Dominique Pelicot, imputato principale nel processo per gli stupri di Mazan, è stato condannato alla pena massima di 20 anni di reclusione dal tribunale di Avignone. La sentenza, emessa alla presenza dell’imputato, della moglie Gisèle e dei loro tre figli, lo ha dichiarato colpevole di stupro aggravato e altri gravi reati. Pelicot è stato accusato di aver drogato la moglie per quasi dieci anni, abusandola e permettendo a decine di uomini di fare lo stesso mentre era incosciente.
Il processo, iniziato il 2 settembre, ha coinvolto altri 50 imputati, tutti condannati per il loro ruolo nelle violenze. Tuttavia, si ritiene che circa 30 uomini abbiano partecipato senza essere identificati o processati. Ulteriori accuse contro Pelicot riguardano la registrazione di immagini intime della figlia Caroline e delle nipoti mentre dormivano, in uno stato di vulnerabilità.
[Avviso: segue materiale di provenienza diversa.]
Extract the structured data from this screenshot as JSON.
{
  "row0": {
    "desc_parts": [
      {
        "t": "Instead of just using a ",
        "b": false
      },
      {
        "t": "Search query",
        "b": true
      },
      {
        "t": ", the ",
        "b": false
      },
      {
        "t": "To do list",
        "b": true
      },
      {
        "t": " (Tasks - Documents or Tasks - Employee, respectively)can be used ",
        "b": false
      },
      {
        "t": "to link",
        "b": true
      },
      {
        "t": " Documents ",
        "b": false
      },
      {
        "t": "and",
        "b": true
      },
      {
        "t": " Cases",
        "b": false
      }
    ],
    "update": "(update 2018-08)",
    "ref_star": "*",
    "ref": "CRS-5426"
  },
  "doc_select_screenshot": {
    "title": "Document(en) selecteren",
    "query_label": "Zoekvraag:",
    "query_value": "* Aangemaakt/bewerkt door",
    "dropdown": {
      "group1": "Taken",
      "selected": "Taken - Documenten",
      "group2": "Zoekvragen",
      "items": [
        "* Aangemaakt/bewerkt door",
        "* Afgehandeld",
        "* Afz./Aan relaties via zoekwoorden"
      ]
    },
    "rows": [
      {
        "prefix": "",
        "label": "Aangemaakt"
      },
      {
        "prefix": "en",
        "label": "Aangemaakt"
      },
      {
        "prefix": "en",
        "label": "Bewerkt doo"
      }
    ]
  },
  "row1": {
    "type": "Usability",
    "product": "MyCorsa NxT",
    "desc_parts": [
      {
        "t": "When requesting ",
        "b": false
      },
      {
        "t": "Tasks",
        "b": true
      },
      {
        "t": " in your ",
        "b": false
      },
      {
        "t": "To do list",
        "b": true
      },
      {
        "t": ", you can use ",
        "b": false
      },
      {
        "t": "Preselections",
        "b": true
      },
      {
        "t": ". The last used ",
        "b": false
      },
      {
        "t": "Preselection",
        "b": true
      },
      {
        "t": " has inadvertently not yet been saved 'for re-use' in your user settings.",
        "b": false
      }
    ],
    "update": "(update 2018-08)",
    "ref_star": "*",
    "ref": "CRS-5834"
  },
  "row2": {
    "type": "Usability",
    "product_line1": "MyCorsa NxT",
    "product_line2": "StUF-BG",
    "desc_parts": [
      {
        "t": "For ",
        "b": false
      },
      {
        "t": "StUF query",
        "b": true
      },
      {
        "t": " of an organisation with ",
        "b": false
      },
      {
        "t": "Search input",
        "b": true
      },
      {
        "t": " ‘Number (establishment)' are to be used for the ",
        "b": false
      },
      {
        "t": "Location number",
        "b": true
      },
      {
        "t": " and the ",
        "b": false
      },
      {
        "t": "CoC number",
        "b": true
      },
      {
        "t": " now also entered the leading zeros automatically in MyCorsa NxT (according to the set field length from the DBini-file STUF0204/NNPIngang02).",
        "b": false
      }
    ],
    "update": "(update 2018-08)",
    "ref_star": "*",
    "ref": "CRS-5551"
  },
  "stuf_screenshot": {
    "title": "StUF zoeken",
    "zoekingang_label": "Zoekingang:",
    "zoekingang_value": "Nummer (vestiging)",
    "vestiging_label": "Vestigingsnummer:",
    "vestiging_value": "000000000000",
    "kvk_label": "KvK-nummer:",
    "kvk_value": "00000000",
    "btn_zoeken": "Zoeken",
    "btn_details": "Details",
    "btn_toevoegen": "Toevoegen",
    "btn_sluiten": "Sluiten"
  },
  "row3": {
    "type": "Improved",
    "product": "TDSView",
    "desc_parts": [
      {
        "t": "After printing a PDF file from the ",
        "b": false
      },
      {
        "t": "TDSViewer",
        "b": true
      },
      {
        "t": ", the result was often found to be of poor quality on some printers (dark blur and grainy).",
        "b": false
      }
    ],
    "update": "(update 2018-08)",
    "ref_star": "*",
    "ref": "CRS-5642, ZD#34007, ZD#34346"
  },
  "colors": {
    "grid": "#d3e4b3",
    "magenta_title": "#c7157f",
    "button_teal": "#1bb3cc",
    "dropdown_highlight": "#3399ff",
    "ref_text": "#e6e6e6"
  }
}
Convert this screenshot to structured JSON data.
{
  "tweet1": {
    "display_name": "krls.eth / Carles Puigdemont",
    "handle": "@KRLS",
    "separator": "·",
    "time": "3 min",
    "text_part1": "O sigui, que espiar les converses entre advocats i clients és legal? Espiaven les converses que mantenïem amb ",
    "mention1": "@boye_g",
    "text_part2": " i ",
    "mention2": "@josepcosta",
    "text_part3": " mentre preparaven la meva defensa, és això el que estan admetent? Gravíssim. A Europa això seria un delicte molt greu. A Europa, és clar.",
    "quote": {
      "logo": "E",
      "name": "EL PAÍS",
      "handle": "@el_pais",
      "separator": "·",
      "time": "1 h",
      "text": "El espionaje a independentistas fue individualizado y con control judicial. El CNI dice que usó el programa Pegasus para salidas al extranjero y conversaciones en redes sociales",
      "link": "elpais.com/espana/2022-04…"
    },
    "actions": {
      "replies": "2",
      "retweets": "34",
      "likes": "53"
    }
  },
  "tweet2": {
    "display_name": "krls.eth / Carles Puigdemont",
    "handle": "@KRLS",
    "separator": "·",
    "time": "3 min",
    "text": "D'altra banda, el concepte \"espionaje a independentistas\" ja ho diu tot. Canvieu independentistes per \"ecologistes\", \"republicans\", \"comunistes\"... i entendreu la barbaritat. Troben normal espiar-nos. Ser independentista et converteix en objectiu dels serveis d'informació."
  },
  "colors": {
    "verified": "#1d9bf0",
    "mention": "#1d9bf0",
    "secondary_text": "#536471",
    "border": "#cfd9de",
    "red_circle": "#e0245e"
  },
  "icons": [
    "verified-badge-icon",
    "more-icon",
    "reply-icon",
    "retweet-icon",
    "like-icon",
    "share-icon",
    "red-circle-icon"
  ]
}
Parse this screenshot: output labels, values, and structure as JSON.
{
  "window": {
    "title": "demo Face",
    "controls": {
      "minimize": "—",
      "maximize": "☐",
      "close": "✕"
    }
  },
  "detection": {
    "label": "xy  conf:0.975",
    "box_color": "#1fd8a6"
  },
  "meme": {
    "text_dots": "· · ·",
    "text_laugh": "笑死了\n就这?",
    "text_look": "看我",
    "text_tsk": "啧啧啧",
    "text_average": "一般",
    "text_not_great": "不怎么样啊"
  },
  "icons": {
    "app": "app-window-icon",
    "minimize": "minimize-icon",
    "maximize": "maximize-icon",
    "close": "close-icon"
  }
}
Gisèle Pelicot, oggi 72enne, è diventata un simbolo di forza e determinazione. Ha voluto che il processo fosse pubblico e che i video delle violenze, conservati dal marito, fossero mostrati in aula per esporre i colpevoli. “La vergogna non è mia, ma loro”, ha dichiarato. Durante una testimonianza, Gisèle ha affrontato il tema della banalizzazione dello stupro, denunciando la cultura patriarcale che lo rende possibile: “Questo processo è il processo alla vigliaccheria. È tempo che la società cambi il modo in cui guarda al tema del consenso e alla violenza di genere”.
Le sue parole hanno scosso l’opinione pubblica, sottolineando il coraggio di una donna che ha trasformato un’esperienza di estrema sofferenza in un potente atto di denuncia contro l’ingiustizia e la complicità sociale.